Secretary Ben Carson’s year at the Department of Housing and Urban Development (HUD) started off with a bang but zigged and zagged into a slow winter. Here’s a recap.
In 2018, Carson continued his re-evaluation of Obama-era policy, most notably attempting to undo two of the most consequential regulations of that administration.
The first was the Small Area Fair Market Rent (SAFMR), which was designed to give Section 8 housing voucher recipients more choice in where to live, in addition to preventing landlords in low-income areas from price gouging.
For context, Section 8 housing recipients pay 30 percent of their income, and the voucher pays the difference between that and their rent; it’s capped at a “fair market rent” that HUD calculates by averaging a metro area’s rents—including the outskirts, which drives down the average and thus puts a lower cap on what the voucher can cover.

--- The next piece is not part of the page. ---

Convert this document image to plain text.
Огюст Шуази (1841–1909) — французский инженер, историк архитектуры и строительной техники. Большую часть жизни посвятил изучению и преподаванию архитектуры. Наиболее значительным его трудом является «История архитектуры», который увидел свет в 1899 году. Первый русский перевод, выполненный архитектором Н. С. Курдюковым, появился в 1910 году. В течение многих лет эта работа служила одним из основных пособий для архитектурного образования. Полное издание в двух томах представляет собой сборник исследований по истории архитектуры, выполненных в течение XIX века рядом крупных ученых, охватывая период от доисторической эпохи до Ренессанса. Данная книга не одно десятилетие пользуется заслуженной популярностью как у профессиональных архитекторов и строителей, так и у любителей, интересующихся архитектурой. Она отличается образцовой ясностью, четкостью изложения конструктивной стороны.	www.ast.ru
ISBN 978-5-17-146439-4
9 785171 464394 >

The SAFMR rule limits the the average to just a zip code, which makes the rent rate more applicable to the immediate surrounding area. HUD under Carson sought to delay the rule, but was overruled in January after a court challenge from a collection of civil rights groups. The rule is now in effect.
The second was the Affirmatively Furthering Fair Housing (AFFH) rule, which sought to bring teeth to a provision in the Fair Housing Act of 1968 that went largely ignored for decades. The rule would have tied Community Development Block grant money—which many municipalities depend on—to a formal process for reviewing policies that might be contributing to segregation.
Also early in the year, Carson and HUD delayed the AFFH rule. Advocates of the rule sued, confident the delay would be overturned since their grounds were similar to those for the SAFMR rule. A judge disagreed, but plaintiffs in the case have filed a motion for the case to be reconsidered.
Beyond the courts, Carson made clear his stance on the government’s role in combating segregation through HUD policy: In March, the former 2016 presidential candidate removed anti-discrimination language from HUD’s mission statement.
And in February, on the heals of a number of spending scandals within the Trump administration, word leaked that HUD spent $31,561 redecorating Carson’s office. In testimony before a House subcommittee, Carson said of the redecoration, “I left it to my wife.”
The second half of 2018 was relatively quiet for HUD and Carson, but the former brain surgeon took a somewhat unexpected position on so-called NIMBY (“not in my backyard”) zoning policies, first publicly embracing YIMBY-ism (“yes in my backyard”) in September (an approach, it should be noted, embraced by both the liberal- and Libertarian-leaning).
Many affordable housing advocates say NIMBYism contributes to rising housing costs, so Carson’s support of YIMBY-ism is a both a zig and a zag. It follows moves to both increase congressional funding for affordable housing programs and also increase rent for folks who receive federal housing subsidies—an oddly appropriate way to end another unconventional year at the department.
Correction: This story has been corrected to show that plaintiffs in the AFFH rule have filed a motion for the judge to reconsider the case.